Many of us are spending more time in the garage this time of year. For some, more time in the garage could mean more exposure to tools—for others it just means a different place to drink beer. Let’s assume you can relate to the tool-bearing garage-o-phile.

Recently it’s occurred to me that the more general a tool is in its nature, the more diverse the injuries it can cause. Conversely, the more specific a tool is in its intended purpose, the more specific the damage it can cause tends to be. For example, a utility knife is pretty specific in its purpose: To cut something—be it fuel line, a box top, or a piece of rope. Therefore the injuries caused when using a utility knife tend to be cuts of varying severity. I doubt anyone has ever been knocked out by a utility knife, or broken a finger with one.

A sledgehammer can be a different story altogether. A sledge can be used to break things loose or to bend, drive and flatten things. It can be misdirected to cause unintended damage across a wide spectrum. Broken bones, bent parts, broken parts and collateral damage are all well within the domain of the average sledgehammer, not to mention feats of strength. My uncles were fond of holding a sledge at arm’s length, then controlling it with their wrist/forearm strength to lower it slowly to touch their nose, then raise it upright again. Don’t come cryin’ to me if you attempt this and end up with a broken nose.

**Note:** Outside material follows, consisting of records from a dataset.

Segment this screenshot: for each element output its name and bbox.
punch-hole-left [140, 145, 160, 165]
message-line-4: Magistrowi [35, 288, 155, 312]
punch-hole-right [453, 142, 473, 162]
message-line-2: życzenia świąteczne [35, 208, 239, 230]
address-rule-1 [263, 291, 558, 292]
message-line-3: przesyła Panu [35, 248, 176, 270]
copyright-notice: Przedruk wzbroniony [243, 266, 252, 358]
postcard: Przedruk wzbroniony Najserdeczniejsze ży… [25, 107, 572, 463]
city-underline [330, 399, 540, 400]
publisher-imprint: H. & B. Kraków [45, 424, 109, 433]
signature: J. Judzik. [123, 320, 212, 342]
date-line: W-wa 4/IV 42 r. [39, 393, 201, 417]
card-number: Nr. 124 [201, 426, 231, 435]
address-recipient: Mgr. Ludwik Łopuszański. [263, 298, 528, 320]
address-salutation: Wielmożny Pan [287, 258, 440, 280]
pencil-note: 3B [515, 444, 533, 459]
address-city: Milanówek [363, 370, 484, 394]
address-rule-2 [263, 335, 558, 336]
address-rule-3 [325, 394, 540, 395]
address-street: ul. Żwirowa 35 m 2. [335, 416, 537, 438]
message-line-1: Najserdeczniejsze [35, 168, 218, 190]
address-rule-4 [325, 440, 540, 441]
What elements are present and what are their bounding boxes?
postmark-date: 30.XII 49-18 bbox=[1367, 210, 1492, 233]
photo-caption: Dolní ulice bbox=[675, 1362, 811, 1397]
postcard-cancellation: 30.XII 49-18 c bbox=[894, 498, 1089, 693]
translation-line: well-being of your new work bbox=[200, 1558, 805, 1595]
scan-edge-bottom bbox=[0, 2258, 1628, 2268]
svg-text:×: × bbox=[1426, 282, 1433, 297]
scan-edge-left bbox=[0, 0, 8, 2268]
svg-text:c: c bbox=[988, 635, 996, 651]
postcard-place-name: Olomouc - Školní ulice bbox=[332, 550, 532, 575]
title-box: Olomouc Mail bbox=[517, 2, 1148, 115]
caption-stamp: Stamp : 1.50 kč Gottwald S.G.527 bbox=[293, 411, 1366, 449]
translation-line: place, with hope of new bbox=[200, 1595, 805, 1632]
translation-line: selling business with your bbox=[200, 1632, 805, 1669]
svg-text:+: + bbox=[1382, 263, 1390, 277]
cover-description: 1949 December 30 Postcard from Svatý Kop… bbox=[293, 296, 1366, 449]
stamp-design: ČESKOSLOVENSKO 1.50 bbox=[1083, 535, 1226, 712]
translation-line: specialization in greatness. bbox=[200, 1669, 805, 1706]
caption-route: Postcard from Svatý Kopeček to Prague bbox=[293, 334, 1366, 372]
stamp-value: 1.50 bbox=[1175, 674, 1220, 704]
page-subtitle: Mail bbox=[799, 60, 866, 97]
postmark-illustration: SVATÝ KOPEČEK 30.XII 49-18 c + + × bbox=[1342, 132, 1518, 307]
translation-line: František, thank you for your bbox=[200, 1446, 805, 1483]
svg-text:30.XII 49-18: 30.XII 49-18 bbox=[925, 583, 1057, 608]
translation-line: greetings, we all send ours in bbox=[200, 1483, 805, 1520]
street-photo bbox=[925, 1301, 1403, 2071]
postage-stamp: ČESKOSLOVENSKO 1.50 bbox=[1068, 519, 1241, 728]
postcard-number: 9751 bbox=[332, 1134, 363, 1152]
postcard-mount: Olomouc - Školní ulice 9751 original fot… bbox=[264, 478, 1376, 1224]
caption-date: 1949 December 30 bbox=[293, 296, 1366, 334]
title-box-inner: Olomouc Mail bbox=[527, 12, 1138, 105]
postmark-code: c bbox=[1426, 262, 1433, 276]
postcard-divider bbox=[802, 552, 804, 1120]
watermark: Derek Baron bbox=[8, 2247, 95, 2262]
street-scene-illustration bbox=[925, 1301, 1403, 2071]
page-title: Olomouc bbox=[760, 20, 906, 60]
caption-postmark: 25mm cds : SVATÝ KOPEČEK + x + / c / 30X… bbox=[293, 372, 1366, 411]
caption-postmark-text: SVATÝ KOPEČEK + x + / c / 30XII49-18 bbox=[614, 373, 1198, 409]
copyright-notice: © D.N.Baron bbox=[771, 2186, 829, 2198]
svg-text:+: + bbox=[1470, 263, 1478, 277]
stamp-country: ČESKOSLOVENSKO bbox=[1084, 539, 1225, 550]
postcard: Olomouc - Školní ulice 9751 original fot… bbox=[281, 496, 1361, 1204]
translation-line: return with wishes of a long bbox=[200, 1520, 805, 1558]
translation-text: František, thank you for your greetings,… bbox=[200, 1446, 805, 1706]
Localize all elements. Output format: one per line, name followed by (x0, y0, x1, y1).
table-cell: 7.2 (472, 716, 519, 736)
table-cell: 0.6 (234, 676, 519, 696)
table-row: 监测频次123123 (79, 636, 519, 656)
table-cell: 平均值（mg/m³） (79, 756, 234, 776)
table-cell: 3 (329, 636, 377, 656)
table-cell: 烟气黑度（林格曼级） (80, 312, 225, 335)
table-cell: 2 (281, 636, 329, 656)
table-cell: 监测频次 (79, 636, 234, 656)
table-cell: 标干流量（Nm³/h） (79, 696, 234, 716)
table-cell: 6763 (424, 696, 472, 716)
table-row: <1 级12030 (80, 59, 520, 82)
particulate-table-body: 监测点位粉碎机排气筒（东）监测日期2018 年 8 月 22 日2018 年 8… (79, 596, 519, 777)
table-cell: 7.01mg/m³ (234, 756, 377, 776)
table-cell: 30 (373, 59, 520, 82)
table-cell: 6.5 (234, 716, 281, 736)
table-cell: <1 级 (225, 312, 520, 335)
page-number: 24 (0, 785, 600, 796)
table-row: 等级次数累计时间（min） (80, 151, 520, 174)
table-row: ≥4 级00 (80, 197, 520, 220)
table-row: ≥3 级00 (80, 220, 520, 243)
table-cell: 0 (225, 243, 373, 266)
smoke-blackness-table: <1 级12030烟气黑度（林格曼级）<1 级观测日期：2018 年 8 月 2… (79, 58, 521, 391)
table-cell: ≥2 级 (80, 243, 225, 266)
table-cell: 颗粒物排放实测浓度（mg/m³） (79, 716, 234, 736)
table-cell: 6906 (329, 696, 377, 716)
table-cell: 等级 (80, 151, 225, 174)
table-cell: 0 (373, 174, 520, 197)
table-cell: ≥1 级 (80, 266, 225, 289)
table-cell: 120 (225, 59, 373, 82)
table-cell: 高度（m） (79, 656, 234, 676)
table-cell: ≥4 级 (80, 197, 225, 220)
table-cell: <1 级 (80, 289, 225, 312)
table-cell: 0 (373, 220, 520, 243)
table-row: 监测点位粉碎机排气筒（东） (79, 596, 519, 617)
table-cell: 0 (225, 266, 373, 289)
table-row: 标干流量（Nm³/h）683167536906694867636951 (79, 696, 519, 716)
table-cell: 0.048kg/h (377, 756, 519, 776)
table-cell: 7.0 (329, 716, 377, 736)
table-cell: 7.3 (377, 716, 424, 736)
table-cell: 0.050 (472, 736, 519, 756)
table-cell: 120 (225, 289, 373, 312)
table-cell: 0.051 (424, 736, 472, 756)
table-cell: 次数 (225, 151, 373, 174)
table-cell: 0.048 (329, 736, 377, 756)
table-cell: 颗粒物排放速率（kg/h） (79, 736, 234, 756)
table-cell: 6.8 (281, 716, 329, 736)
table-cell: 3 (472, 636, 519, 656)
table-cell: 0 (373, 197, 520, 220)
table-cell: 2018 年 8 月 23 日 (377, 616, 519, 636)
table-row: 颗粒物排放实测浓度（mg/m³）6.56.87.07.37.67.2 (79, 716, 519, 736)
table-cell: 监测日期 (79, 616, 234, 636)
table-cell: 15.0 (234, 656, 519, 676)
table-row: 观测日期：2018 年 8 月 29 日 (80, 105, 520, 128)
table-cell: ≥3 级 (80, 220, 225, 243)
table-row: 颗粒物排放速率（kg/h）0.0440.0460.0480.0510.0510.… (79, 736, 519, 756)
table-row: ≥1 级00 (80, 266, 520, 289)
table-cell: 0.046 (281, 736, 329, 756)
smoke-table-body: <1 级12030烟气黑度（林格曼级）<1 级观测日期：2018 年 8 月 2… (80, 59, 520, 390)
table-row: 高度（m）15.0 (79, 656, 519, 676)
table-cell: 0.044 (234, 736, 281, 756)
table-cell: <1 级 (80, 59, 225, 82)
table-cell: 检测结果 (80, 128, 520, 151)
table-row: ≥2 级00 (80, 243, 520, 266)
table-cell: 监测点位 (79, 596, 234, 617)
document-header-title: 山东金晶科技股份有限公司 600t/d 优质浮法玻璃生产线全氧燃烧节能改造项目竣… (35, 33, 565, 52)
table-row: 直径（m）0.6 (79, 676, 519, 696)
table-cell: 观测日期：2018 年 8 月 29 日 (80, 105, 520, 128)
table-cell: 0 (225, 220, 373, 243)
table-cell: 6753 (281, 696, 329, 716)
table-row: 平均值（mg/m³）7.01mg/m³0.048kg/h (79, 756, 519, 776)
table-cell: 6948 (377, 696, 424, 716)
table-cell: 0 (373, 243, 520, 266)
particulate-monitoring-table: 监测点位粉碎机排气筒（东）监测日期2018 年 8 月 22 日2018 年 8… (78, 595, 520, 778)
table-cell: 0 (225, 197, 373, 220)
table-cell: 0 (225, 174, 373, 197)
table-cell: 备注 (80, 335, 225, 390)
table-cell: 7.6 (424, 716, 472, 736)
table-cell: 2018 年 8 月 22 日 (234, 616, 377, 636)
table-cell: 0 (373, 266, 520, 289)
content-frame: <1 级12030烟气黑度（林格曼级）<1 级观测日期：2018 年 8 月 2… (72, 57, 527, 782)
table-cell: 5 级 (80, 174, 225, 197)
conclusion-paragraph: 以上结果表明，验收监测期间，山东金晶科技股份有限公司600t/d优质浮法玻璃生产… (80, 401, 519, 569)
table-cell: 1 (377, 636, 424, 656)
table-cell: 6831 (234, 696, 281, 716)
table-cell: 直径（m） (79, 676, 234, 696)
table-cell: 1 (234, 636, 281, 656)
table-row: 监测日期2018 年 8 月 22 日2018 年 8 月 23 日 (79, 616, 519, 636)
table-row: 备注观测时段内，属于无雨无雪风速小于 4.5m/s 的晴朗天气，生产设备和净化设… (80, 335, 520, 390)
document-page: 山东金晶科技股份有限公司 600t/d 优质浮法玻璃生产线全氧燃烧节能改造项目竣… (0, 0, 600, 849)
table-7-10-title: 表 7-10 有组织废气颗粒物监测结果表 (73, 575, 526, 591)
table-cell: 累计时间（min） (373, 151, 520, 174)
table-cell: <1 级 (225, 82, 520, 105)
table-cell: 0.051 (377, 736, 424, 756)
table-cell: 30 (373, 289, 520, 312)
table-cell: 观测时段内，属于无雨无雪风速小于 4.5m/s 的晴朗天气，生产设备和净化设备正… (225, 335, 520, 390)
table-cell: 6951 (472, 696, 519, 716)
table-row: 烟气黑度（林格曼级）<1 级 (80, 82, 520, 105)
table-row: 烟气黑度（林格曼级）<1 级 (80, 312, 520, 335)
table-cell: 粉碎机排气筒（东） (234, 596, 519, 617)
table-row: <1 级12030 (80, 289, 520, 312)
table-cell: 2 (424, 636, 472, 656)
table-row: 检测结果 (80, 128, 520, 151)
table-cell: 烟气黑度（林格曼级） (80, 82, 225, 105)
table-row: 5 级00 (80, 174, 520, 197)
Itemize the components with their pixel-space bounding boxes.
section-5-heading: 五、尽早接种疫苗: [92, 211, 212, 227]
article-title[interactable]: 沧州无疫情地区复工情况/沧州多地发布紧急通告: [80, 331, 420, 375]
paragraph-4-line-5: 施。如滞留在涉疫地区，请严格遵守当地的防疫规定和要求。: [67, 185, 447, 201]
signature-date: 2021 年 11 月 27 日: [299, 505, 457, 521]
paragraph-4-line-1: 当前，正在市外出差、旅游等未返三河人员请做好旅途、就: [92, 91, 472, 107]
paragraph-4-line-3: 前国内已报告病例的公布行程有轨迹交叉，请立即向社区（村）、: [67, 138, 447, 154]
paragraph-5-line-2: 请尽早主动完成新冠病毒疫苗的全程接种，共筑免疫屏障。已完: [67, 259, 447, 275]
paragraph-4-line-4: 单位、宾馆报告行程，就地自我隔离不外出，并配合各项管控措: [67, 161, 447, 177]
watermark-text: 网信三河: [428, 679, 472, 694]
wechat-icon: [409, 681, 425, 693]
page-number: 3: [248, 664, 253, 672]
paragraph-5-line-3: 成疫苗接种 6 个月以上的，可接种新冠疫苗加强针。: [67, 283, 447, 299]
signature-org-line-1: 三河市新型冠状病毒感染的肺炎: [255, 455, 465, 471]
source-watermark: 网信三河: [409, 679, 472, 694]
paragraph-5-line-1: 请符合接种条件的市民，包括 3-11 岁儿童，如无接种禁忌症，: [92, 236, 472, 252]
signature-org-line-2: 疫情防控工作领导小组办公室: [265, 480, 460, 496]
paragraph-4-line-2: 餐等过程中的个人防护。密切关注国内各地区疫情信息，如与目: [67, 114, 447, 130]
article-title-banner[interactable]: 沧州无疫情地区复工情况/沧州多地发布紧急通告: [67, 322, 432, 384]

The reason I began to ponder the damage potential of various tools was due to a very specific and unforeseen self-inflicted injury. But first, some background. At an early age I was taught to solder wire. Twisting them together was OK for testing, but for a long-lasting mechanical and electrical connection and a quality job, wires needed to be soldered. The tool used for this was fairly specific: A Weller electric soldering gun. Before Radio Shack invented the “Third Hand,” useful for keeping both wires together while you tried to solder them, I served as a human third hand for my father’s soldering projects. With smoke wafting from the Weller, just fractions of an inch from my prepubescent fingers, I learned to respect the soldering iron.

Many soldering projects took place at our kitchen table. Occasionally molten solder would drop onto the table’s Formica top, but if it was brushed away quickly enough, it didn’t burn the table or your fingers. Molten solder always reminded me of the mercury we played with in grade school that came from broken thermometers—except it was hot! Side note: Yes, we really played with mercury barehanded in grade school in the ’60s and, when we were finished, some lucky kid got to take it home or we tossed it in the wastepaper basket.

As an adult, while doing my own soldering I took bigger risks, occasionally paying the price with a burnt finger. The molten solder droplets are typically very small, so the burns don’t tend to be too bad—more of an annoyance and a cost of doing business as opposed to a real health threat.

Recently, I was lying on my back in the garage, soldering a rear marker light wire. What happened next was unanticipated, but predictable in hindsight. I’d like to tell you I saw it coming—that somehow I was prepared, but that would be a lie. Midway through the job, as I was tinning wire number two, a rivulet of molten solder dripped from my overhead connection, freefalling to its final destination—the inside of my right nostril! It was roughly 10 times more painful than a bee sting, leaving a small burn that lasted about 10 days. For the morbidly curious, there was no sizzle and no smell; just pure pain. If solder snorting were an NBA event, this one would have been nothin’ but net!

The safety-conscientious reader can rest assured that I do wear safety goggles when soldering on my back, but adding nose plugs never crossed my mind. Maybe it should have, but when you grow up playing with mercury you tend to have a different reality. Be careful during those long hours in the garage this winter. Strange things can happen there. Some of them you can even laugh about later.